The Healthcare Blog : The Connected Medical Home, Health 2.0 Says "Hello" to the Medical Home Model

By David Kibbe
06:39 PM

For the doctor:

  • One might spend part of the work day caring for a few, very complicated patients, each requiring 45-60 minutes of concentrated time in the office.
  • The other part of the day would be spent ‘surfing’ various dash boards offering quality measures on one’s patient populations, identifying outliers who need attention.
  • Access to trended information about one’s patients (blood pressures, activity levels, medication adherence, etc.) in context, fed from their private PHR and viewable at that moment in time when a complex medical decision is required
  • Patients and other health care professionals guided by decision support would make other medical decisions. The decision support would be constantly refined, backed by self-learning software taking data from the physiologic information, the online support groups, and other data such as laboratory tests.
  • One would spend some of this online time communicating with patients who have questions that need a doctor’s attention.
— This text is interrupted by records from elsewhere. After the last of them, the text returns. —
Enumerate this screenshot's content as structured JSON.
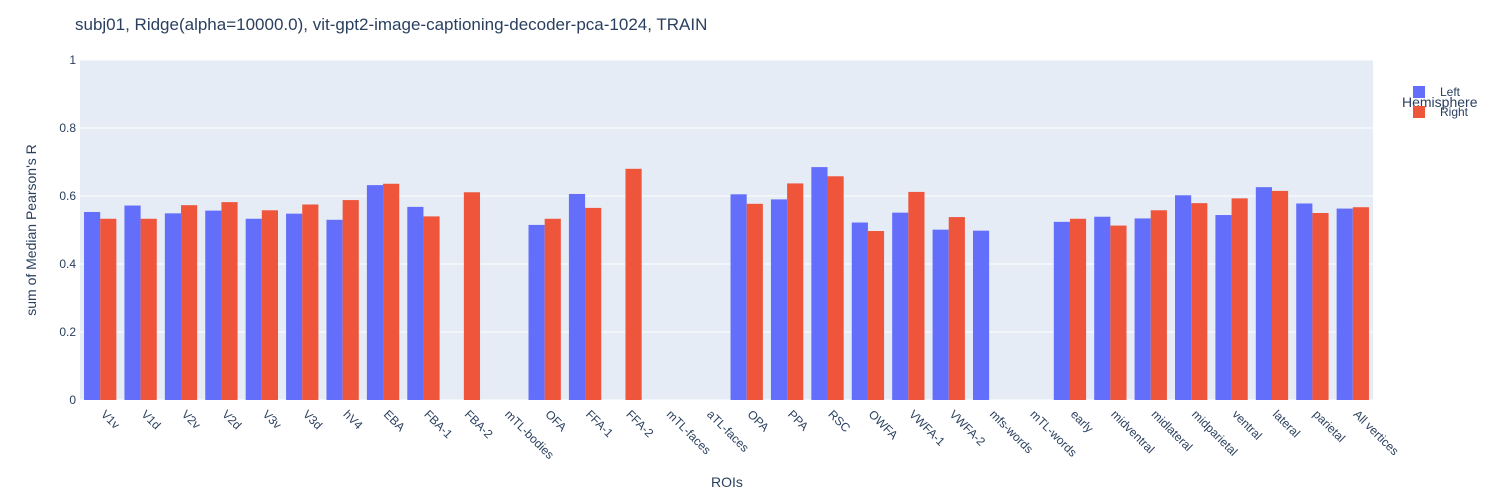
{
  "chart_data": {
    "type": "bar",
    "title": "subj01, Ridge(alpha=10000.0), vit-gpt2-image-captioning-decoder-pca-1024, TRAIN",
    "xlabel": "ROIs",
    "ylabel": "sum of Median Pearson's R",
    "ylim": [
      0,
      1
    ],
    "yticks": [
      0,
      0.2,
      0.4,
      0.6,
      0.8,
      1
    ],
    "ytick_labels": [
      "0",
      "0.2",
      "0.4",
      "0.6",
      "0.8",
      "1"
    ],
    "grid": true,
    "legend": {
      "title": "Hemisphere",
      "position": "top-right"
    },
    "categories": [
      "V1v",
      "V1d",
      "V2v",
      "V2d",
      "V3v",
      "V3d",
      "hV4",
      "EBA",
      "FBA-1",
      "FBA-2",
      "mTL-bodies",
      "OFA",
      "FFA-1",
      "FFA-2",
      "mTL-faces",
      "aTL-faces",
      "OPA",
      "PPA",
      "RSC",
      "OWFA",
      "VWFA-1",
      "VWFA-2",
      "mfs-words",
      "mTL-words",
      "early",
      "midventral",
      "midlateral",
      "midparietal",
      "ventral",
      "lateral",
      "parietal",
      "All vertices"
    ],
    "series": [
      {
        "name": "Left",
        "color": "#636efa",
        "values": [
          0.553,
          0.572,
          0.549,
          0.557,
          0.533,
          0.548,
          0.53,
          0.632,
          0.568,
          null,
          null,
          0.515,
          0.606,
          null,
          null,
          null,
          0.605,
          0.59,
          0.685,
          0.522,
          0.551,
          0.501,
          0.498,
          null,
          0.524,
          0.539,
          0.534,
          0.602,
          0.544,
          0.626,
          0.578,
          0.563
        ]
      },
      {
        "name": "Right",
        "color": "#ef553b",
        "values": [
          0.533,
          0.533,
          0.573,
          0.582,
          0.558,
          0.575,
          0.588,
          0.636,
          0.54,
          0.611,
          null,
          0.533,
          0.565,
          0.68,
          null,
          null,
          0.577,
          0.637,
          0.658,
          0.497,
          0.612,
          0.538,
          null,
          null,
          0.533,
          0.513,
          0.558,
          0.579,
          0.593,
          0.615,
          0.55,
          0.567
        ]
      }
    ]
  }
}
In short, web-comfortable consumers want a ‘participatory medicine’ experience with their healthcare professionals that involves modern forms of communication and coaching. They want to be ‘connected’ online with their doctors and nurses, and they prefer having their health information searches guided, if not filtered, by their personal doctors and medical homes.

Yet, most discussion on the medical home focuses on the care team and coordinated care, and refers only in passing to the idea of monitoring. This model may sound appealing but this is clearly not feasible in today’s cost containment climate.

For the medical home concept to truly be effective, we believe that the emphasis should be in the other direction. Specifically, for the right patients, instituting the use of monitoring and messaging technologies with proper integration to providers, will result in improved population management, take some of the burden off of primary care physicians and keep costs in check.

The medical home model, as proposed to date, does not demonstrate that we ‘get it’ and are willing and able to embrace the paradigm of Health 2.0. Until we do, there will exist a divide between health care providers and their online patients. Lets start implementing the connected medical home.